One of the first assignments I completed for Dr. Jane Douglas' Professional Writing class was a personality test. I love those dang tests. I've probably taken 800 of them in my lifetime, and they continue to surprise me with accuracy. I remember one of the questions, "Do you prefer being alone or being with a group?" I picked the group answer, and shortly after, Myers-Briggs told me I was an extrovert. Well I'll be.
Dr. Jane Douglas laughs in the face of your stereotypical professor. She cusses, talks about Jesus and nuns, and wears fitted clothing my grandmother probably wouldn't appreciate, all in the name of tenure. I liked her style - Jane told you how it is. If your writing was crap, she'd let you know through "track changes" notes that read longer than your submission. If your writing was good, she'd tell you why your writing was good.
I was torn apart by her grading, which I liked. I'm not talking about 50-Shades-of-Grey-Torture-Weird-Stuff liked. I'm talking Mr-Miyagi-Teaching-Daniel-Son-Wax-On-Wax-off liked. I much prefer and benefit from a class where I get a B and learn a ton rather than a class where I get an A and felt like my time would have been more fruitful had I been cross-stitching Precious Moments scenes.
I write using "it" and "that" way too often, and Jane let me know those words are the devil. Of course, I would have known this if I had nuns for teachers in grade-school, but alas, my only editorial corrections over the last several years have come from Words with Friends.
Jane had us pick writing assignments that are of personal and professional interest - I picked the blog post assignments and the executive summary. The final is a group final, which sounds better than it is. Our assigned group was responsible for putting together one page of writing. We were writing an announcement to employees. Easy enough.

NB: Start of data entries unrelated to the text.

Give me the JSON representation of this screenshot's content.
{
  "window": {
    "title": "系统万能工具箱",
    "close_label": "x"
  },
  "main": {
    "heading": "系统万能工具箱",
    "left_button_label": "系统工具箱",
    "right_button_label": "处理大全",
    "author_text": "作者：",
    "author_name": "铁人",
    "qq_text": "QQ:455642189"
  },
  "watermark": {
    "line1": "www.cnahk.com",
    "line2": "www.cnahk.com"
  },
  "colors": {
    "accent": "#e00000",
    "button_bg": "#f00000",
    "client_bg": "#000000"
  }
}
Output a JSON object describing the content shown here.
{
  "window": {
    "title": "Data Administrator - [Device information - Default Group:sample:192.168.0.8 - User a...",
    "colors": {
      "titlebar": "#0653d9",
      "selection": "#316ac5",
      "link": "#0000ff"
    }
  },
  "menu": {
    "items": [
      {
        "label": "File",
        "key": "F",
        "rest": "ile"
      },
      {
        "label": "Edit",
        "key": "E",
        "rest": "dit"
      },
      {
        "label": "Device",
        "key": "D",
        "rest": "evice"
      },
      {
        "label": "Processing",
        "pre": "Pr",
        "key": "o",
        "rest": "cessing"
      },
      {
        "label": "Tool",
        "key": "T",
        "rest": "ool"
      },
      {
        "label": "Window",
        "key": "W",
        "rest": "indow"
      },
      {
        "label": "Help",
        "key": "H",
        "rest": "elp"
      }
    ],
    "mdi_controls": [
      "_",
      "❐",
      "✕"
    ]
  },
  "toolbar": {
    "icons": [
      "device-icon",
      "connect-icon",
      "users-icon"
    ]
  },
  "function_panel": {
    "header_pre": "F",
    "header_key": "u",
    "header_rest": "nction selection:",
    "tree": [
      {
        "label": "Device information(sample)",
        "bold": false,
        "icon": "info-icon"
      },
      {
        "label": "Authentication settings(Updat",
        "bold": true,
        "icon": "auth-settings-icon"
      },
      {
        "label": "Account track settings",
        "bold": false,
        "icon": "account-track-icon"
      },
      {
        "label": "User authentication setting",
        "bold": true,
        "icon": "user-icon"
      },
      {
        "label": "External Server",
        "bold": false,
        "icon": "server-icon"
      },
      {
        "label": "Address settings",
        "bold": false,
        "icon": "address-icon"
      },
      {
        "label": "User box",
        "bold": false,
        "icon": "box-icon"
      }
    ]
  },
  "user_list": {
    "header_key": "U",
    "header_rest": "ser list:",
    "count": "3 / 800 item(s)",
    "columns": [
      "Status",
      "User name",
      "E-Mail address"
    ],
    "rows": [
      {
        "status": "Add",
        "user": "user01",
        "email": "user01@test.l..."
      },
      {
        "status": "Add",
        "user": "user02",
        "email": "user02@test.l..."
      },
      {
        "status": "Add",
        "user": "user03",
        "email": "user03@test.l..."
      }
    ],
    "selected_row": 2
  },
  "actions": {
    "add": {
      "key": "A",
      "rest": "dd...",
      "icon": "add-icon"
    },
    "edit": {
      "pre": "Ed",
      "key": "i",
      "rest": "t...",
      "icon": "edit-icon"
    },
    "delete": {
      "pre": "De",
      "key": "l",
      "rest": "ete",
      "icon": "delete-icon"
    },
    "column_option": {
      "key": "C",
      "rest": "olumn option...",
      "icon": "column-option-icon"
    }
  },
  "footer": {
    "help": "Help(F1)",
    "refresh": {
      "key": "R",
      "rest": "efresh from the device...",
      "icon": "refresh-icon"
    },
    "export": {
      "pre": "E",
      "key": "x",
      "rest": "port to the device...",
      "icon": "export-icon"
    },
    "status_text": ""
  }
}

Jane gave some priceless advice before the final, "If this assignment collectively takes you longer than two hours, your paper is probably going to make me want to stab my eye with a sharp object." She was right - if your group didn't connect with the assignment right away, it would promise to be a long project that progressively loses quality from over-thinking. Our paper took five hours, and Jane now sports an eye-patch.
The night of the finals, Derrick, in his amazing event planning wisdom, got the class a stretch limo and a night at 101 Downtown, an urban, music-so-loud-you-have-to-yell type of place. Yah - the bottles of vodka came out with little sparklers attached to them. The bends from my final slowly and melodically turned into awkward dance moves and injured vocal chords. Our first term was officially over. And the next day, at 7:30am sharp, we'd be at it again, save for those who were a little too excited about those pretty sparklers.